Eckhard Jesse definiert den Begriff über drei wesentliche Aspekte:

"Vergangenheitsbewältigung setzt erstens Verbrechen voraus, zweitens ihre Beendigung und drittens eine Demokratisierung. Nur wenn die drei Aspekte zusammen vorliegen, kann eine Vergangenheitsbewältigung, die diesen Namen verdient, Platz greifen." [3]

Helmut König fasst die Definition weiter, indem er Vergangenheitsbewältigung folgendermaßen definiert:

" ... die Gesamtheit jener Handlungen und jenes Wissens, mit der sich die jeweiligen neuen demokratischen Systeme zu ihren nichtdemokratischen Vorgängerstaaten verhalten. Es geht dabei vor allem um die Frage, wie die neu etablierten Demokratien mit den strukturellen, personellen und mentalen Hinterlassenschaften ihrer Vorgängerstaaten umgehen und wie sie in ihrer Selbstdefinition und in ihrer politischen Kultur zu ihrer jeweiligen belastenden Geschichte stehen." [4]
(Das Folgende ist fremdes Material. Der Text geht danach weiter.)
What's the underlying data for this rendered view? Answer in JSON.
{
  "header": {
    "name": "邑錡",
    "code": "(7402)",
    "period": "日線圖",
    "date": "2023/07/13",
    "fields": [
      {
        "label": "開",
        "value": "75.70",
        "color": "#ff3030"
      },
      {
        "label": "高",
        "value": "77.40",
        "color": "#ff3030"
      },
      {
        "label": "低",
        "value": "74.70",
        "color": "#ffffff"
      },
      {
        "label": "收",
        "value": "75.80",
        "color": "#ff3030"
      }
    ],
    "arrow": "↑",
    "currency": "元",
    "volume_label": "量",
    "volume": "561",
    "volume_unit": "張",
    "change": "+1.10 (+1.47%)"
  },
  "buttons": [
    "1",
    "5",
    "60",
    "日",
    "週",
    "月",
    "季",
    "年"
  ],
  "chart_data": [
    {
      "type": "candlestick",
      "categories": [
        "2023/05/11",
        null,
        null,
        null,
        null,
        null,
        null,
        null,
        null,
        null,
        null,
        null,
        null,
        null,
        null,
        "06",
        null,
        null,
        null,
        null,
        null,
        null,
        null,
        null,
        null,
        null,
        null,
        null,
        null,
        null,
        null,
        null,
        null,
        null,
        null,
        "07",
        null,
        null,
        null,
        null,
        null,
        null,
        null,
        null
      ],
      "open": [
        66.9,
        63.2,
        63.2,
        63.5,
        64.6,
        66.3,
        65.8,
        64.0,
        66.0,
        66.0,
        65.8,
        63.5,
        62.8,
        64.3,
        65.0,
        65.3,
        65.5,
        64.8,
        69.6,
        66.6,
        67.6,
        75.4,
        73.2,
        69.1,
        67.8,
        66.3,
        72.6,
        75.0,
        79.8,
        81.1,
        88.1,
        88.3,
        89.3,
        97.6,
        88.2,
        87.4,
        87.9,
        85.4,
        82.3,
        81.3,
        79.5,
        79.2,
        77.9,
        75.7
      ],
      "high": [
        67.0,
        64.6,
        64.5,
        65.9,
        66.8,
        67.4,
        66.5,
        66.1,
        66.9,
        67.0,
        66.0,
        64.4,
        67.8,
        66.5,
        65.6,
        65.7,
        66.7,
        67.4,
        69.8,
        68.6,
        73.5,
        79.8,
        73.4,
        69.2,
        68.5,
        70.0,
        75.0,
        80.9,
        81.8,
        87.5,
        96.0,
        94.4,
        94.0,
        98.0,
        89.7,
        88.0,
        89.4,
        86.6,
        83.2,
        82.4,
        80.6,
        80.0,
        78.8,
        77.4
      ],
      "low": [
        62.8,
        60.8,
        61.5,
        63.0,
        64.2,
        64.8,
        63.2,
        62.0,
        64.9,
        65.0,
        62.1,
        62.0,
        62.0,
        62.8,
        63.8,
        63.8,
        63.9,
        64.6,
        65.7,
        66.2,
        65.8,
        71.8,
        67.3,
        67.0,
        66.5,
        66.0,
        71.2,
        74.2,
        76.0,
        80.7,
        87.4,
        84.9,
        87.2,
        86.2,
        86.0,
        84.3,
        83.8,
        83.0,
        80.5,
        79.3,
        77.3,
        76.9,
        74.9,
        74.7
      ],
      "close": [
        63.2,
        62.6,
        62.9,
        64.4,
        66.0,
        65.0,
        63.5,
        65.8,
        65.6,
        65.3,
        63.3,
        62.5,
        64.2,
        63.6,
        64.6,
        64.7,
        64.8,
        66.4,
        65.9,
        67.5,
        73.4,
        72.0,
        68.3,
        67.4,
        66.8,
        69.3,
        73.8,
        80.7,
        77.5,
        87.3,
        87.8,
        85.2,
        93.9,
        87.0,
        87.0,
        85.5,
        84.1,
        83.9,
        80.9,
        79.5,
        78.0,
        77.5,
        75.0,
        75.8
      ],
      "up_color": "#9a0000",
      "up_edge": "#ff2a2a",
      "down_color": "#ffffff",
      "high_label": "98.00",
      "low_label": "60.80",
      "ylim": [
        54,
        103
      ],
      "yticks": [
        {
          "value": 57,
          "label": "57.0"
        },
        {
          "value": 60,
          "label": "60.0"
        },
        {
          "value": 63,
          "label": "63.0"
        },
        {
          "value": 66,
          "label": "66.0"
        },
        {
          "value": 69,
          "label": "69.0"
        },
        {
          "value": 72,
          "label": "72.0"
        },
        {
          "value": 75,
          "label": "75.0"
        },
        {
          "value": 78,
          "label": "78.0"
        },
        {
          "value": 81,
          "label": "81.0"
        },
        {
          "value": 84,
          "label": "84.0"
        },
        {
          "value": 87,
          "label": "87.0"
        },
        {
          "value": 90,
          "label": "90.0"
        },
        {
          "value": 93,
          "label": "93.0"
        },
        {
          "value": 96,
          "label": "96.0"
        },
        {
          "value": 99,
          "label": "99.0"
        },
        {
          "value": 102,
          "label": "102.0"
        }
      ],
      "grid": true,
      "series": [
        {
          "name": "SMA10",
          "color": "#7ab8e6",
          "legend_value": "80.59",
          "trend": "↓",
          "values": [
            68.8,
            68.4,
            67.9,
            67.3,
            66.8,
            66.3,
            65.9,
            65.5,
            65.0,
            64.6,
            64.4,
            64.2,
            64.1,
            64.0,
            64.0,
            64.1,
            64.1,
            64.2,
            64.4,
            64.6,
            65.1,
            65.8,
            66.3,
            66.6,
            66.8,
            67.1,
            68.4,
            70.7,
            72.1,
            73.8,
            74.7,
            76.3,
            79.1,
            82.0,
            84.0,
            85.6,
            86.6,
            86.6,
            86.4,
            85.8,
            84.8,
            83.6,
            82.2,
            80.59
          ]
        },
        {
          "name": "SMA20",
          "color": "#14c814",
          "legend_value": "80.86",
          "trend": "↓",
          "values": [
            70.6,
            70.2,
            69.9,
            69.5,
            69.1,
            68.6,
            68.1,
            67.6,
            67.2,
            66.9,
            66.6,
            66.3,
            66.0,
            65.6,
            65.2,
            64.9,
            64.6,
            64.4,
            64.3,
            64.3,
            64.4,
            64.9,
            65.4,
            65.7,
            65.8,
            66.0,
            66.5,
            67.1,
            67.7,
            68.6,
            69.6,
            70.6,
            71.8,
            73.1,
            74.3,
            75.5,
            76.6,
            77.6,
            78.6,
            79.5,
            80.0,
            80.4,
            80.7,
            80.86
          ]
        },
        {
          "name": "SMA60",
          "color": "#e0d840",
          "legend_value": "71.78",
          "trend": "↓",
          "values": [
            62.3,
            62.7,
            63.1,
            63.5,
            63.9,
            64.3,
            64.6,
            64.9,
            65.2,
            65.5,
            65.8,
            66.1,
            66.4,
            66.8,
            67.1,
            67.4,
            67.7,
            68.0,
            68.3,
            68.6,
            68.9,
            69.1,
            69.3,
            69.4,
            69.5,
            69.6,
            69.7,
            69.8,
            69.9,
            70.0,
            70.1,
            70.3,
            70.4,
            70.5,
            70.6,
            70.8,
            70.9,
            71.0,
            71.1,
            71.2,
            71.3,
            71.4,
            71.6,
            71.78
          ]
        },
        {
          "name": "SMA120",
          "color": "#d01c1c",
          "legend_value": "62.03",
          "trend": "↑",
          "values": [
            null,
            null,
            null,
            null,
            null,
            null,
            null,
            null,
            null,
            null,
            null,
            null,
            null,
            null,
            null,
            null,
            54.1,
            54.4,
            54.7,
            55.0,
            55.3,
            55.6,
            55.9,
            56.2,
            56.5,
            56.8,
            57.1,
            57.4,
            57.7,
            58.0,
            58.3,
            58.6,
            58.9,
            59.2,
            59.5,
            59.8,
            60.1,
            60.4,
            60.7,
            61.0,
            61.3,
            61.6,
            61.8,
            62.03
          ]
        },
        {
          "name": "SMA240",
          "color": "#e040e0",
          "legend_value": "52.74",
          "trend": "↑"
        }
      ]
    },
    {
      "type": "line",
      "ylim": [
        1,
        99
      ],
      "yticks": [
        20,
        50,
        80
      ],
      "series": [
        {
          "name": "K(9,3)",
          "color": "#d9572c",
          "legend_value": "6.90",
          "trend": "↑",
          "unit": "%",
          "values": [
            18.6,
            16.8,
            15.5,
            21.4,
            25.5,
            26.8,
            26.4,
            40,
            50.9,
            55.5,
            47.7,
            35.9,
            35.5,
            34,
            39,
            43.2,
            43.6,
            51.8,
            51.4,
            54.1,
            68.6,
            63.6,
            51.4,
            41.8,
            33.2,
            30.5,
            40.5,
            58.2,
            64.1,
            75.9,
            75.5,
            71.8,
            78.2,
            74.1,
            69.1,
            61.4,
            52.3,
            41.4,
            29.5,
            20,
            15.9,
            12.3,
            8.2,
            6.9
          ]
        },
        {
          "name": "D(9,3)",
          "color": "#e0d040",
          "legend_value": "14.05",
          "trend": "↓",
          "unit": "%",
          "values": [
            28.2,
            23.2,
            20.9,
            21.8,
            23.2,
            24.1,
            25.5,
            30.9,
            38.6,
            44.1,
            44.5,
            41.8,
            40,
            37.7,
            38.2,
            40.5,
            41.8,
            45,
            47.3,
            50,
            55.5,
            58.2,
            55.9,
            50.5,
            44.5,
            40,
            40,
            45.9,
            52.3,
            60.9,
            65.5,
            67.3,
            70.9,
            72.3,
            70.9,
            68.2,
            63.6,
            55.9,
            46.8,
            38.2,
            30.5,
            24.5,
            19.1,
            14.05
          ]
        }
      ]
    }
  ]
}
Der Begriff „Vergangenheitsbewältigung“ steht heute in der Kritik, weil er suggeriere, dass man die Vergangenheit „bewältigen“ könne – also endgültig erledigen. Daher wird von einigen der Begriff Vergangenheitsaufarbeitung oder Aufarbeitung der Vergangenheit vorgezogen. Als Alternative ist in den letzten Jahren der Begriff Erinnerungskultur aufgekommen. [5]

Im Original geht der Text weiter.